Антал отстаивал свою страсть к чтению разумными и убедительными доводами и не смягчился даже тогда, когда директор разрешил ему, кроме ученической, пользоваться знаменитой университетской библиотекой, откуда книги брали учителя. Антал ответил, что университетская библиотека богата в основном классикой, а он хочет читать живую, современную литературу.
Конечно же, он еще молод — пришлось смягчиться директору, — мальчику всего шестнадцать лет, его, наверное, интересуют эти новомодные любовные стихи с вывернутыми бог знает как строками, где сам черт ногу сломит; эти юнцы, как видно, не разумом их воспринимают, а непонятно чем, нервами, что ли. Мальчик мечтает о своей библиотеке — что ж, страсть, достойная похвалы. Директор думал о неисчислимых свитках Цицерона на дне скриниев[13], о Тироне[14]. У юноши превосходные устремления, жаль преграждать им дорогу. Вон Миташи, тот уже и за девушками бегает, и курит табак. А этот мечтает о книгах — так пусть у него будут книги. Когда бишь должен прийти Винце Сёч?
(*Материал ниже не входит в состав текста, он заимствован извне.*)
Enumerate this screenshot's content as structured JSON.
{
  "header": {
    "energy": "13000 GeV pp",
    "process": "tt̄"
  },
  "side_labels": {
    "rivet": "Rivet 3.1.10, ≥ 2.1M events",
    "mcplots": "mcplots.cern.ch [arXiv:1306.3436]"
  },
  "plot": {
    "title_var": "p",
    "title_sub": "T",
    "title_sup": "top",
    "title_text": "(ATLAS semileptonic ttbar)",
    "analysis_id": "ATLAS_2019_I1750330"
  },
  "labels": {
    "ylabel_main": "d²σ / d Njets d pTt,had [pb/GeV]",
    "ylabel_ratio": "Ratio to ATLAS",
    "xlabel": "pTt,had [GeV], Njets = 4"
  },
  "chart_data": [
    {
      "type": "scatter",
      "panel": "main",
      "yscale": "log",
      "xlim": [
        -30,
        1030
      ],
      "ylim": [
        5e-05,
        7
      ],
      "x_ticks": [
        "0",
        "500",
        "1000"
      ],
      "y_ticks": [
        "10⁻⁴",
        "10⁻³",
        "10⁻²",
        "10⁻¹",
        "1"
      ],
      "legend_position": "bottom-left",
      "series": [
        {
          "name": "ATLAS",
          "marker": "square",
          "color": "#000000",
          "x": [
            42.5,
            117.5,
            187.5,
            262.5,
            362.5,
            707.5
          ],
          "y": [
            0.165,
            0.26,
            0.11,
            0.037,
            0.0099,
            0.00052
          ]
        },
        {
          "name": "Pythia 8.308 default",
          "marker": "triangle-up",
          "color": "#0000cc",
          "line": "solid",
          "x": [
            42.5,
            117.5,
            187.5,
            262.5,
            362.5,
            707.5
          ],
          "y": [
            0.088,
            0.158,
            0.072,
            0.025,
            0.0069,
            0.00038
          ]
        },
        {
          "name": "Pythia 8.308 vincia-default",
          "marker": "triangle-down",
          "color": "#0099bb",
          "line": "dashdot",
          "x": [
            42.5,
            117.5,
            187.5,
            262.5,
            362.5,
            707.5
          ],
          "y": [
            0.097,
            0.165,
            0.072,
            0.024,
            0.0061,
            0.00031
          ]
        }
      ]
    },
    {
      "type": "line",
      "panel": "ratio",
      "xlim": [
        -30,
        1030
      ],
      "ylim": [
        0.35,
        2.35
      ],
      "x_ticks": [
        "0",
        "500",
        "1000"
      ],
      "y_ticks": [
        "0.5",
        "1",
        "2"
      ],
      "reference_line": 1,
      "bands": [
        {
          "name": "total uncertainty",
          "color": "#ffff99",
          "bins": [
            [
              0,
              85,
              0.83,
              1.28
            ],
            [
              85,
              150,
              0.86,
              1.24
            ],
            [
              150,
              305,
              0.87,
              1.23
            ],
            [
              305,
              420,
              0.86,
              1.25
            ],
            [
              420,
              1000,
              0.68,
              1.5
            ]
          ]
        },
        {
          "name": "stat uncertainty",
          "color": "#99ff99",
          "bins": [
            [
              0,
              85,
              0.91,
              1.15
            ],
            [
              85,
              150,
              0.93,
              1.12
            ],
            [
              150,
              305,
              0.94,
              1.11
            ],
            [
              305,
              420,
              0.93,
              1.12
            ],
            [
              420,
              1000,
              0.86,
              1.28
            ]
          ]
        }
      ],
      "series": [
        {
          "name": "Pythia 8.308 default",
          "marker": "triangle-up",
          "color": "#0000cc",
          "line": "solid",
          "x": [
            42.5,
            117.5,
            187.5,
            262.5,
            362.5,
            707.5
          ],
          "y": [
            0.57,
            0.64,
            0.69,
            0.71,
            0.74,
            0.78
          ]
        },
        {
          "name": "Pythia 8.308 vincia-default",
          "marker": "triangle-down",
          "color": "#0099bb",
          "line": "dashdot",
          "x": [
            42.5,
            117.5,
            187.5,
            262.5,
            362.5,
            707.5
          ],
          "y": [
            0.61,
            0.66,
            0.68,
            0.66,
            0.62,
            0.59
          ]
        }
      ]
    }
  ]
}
Катон хорошо знал судью, когда-то они учились в одном классе в этой самой гимназии, но тот, получив аттестат, записался в академию права, он же избрал учительское поприще. Винце был тихим и скромным юношей; нельзя сказать, чтобы он так уж увлекался латинскими авторами, но римское право, надо признать, в университете освоил прилично. Винце, помнится, тоже был сиротой и образование получил благодаря поддержке какого-то учителя. Когда они закончили учебу, Винце стал секретарем в суде, а он — младшим учителем. Однажды, незадолго до рождества, Винце вдруг появился в гимназии — пришел, помахивая тросточкой, взбежал по лестнице; Винце любил заведение, любил даже запах его и, пока его не выгнали с должности, всегда, идя мимо, заглядывал подышать родным воздухом или приходил к Катону в интернат, оглядеться немного — сердце у него было преданное. Винце тогда вручил ему какие-то деньги, смущаясь, как всегда, когда речь шла о чем-то необычном. Винце сказал: его тоже воспитывал посторонний человек, а не родной отец, много дать он не может, уж сколько есть, и он хотел бы на каждое рождество приносить небольшую сумму, пусть ее вручают какому-нибудь ученику, у которого тоже ничего нет, как не было у него. В руке Винце держал конверт, он положил его на стол и убежал; этот Винце Сёч был маленький, круглый, как мячик; пока он собрался что-то ответить, того уже и след простыл.
9
Гражданин Рима (лат.).
10
Пальма растет и под грузом (лат. пословица).
11
Имеется в виду Катон Младший (Утический) (I в. до н. э.) — политический деятель античного Рима, ярый сторонник республики.
12
То есть после падения Венгерской Советской республики 1919 года.
13
Скринии — ларцы (лат.). В античном Риме рукописные свитки хранили в ларцах.
14
Тирон — ученик и секретарь Цицерона.